PC adventure-game developers usually set their stories against grand, larger-than-life backdrops, and French developer Kheops Studio is certainly no exception. In Cleopatra: Riddle of the Tomb, the fabled Egyptian temptress doesn’t play a leading role - the game’s protagonist is an apprentice astrologer named Thomas - but you work on her behalf throughout the entire narrative.
As a civil war between Cleo and her brother Ptolemy rages through the city of Alexandria, you must find out who abducted your mentor and his daughter (your girlfriend). Most of Thomas’ efforts entail picking up stray papyrus notes, discarded tools, broken sticks, and any other piece of crap you find lying around as you progress through each scene via a static Myst-like point-and-click interface.
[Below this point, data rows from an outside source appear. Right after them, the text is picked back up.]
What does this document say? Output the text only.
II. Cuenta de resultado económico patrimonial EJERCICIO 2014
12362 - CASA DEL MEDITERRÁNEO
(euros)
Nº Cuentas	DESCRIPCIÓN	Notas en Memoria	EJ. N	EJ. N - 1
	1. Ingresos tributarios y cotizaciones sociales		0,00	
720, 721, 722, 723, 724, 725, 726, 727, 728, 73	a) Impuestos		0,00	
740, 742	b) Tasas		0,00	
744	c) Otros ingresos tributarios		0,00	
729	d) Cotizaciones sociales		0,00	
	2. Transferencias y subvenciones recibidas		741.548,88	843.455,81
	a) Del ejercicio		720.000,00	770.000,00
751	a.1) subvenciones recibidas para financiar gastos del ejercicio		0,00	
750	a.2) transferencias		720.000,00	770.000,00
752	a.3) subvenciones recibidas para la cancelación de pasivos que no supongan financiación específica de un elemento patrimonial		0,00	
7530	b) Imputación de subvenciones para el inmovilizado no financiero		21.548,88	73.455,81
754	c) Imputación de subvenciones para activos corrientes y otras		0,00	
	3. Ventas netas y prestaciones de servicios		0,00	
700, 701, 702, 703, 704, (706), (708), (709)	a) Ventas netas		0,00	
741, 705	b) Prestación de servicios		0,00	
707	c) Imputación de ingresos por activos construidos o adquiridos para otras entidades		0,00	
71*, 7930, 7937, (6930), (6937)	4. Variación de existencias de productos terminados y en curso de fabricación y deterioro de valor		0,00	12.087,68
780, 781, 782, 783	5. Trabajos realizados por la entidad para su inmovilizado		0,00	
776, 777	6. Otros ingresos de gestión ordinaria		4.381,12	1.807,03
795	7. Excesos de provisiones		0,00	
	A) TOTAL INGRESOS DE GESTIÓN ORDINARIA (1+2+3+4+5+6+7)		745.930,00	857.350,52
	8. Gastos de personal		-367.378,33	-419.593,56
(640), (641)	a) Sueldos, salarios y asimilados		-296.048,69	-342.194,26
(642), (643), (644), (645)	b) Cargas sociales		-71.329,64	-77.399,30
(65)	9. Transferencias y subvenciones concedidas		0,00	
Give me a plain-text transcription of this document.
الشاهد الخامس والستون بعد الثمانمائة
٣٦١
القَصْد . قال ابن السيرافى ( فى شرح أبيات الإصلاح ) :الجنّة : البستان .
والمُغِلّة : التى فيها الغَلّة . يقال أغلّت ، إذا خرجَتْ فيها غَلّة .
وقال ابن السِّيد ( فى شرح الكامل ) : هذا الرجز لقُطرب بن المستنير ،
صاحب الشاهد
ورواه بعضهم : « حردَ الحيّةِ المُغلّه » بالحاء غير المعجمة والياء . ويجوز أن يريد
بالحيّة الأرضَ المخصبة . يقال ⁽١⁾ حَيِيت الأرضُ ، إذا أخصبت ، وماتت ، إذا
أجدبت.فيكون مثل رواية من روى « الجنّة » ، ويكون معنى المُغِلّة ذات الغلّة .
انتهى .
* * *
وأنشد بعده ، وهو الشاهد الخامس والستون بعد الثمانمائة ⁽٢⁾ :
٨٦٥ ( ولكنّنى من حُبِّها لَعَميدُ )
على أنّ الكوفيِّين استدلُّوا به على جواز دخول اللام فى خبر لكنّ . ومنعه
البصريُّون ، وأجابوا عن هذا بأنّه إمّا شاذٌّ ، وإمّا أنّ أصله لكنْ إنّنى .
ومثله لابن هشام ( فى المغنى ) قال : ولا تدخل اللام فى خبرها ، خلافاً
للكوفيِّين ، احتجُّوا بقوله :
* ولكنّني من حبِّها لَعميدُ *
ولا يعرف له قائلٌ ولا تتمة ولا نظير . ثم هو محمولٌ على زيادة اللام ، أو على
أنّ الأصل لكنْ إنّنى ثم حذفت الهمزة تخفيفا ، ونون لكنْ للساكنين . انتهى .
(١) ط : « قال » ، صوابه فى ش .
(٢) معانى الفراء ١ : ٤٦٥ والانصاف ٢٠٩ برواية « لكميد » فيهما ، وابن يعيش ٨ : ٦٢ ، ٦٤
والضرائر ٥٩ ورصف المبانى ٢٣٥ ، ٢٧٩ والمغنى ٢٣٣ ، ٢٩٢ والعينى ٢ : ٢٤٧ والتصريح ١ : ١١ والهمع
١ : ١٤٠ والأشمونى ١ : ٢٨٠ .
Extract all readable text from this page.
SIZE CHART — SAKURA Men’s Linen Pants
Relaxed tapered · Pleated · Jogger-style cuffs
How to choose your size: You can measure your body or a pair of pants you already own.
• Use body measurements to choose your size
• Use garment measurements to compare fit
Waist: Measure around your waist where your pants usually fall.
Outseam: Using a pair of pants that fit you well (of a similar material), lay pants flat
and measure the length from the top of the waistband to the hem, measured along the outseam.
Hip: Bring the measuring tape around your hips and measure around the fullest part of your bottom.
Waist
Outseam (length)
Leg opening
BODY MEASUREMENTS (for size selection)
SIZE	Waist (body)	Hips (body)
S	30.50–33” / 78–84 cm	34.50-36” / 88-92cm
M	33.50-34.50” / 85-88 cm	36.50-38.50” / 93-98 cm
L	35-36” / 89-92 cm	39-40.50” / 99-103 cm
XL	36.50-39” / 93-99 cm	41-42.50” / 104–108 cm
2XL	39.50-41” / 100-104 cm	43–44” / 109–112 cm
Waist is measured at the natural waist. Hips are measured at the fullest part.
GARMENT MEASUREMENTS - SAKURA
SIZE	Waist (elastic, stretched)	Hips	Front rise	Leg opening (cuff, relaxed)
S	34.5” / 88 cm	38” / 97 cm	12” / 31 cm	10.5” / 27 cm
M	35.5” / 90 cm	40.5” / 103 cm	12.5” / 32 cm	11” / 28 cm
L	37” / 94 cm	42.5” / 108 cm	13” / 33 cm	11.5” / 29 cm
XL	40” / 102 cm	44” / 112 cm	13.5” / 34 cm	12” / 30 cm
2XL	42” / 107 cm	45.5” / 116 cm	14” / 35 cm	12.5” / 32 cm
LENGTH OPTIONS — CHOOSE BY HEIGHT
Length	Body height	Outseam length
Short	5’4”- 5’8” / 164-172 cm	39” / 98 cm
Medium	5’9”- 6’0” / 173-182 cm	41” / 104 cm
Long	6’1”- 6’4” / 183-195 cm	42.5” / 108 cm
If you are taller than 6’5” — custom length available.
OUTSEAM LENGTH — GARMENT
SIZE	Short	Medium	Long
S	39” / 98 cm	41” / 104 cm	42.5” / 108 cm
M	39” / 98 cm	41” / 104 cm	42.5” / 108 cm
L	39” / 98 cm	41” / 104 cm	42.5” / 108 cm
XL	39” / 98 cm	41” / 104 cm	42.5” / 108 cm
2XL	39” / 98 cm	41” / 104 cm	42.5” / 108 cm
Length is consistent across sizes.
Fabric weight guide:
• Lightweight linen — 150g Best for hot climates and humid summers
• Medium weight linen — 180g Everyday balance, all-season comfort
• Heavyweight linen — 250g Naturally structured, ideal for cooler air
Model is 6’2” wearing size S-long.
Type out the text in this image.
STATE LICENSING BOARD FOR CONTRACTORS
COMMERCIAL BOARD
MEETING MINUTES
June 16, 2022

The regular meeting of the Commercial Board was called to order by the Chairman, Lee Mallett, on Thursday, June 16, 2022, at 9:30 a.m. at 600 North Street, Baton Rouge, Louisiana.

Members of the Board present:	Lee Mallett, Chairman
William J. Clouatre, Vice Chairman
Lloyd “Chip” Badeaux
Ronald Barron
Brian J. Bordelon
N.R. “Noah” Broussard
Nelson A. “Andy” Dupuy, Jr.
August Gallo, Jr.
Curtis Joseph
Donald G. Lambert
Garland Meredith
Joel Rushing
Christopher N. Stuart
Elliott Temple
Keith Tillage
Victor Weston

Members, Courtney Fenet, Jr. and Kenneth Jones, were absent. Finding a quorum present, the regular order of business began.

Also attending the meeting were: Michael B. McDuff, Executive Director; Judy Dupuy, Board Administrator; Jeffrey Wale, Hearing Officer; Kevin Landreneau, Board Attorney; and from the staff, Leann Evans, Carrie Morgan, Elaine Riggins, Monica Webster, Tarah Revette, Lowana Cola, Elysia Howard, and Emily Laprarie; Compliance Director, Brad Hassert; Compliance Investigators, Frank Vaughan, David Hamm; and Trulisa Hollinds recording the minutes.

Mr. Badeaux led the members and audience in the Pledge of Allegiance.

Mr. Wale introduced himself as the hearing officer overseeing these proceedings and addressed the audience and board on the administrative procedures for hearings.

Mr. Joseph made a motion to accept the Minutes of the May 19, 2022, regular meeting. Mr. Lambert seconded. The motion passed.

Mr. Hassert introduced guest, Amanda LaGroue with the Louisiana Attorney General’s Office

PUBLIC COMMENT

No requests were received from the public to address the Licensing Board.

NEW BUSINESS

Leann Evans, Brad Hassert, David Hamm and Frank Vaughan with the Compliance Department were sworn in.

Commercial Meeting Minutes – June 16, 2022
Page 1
The bulk of the gameplay entails combining the correct inventory bits, deciphering the game’s varied puzzles (which, appropriately for Hellenistic Egypt, often use Greek characters), fixing antiquated machinery, and mastering complex alchemy tests. With so many clever and intuitive conundrums to decode, Riddle of the Tomb is rarely boring or repetitive.
The game exhibits some cracks with its atrocious voice acting and truncated, sometimes corny plot. Vista owners may also encounter game-killing framerate slowdowns while navigating the inventory screen (I eventually had to install it into XP to bypass this). This Cleopatra is no legendary beauty, but it is an adventure that will appeal to genre fans.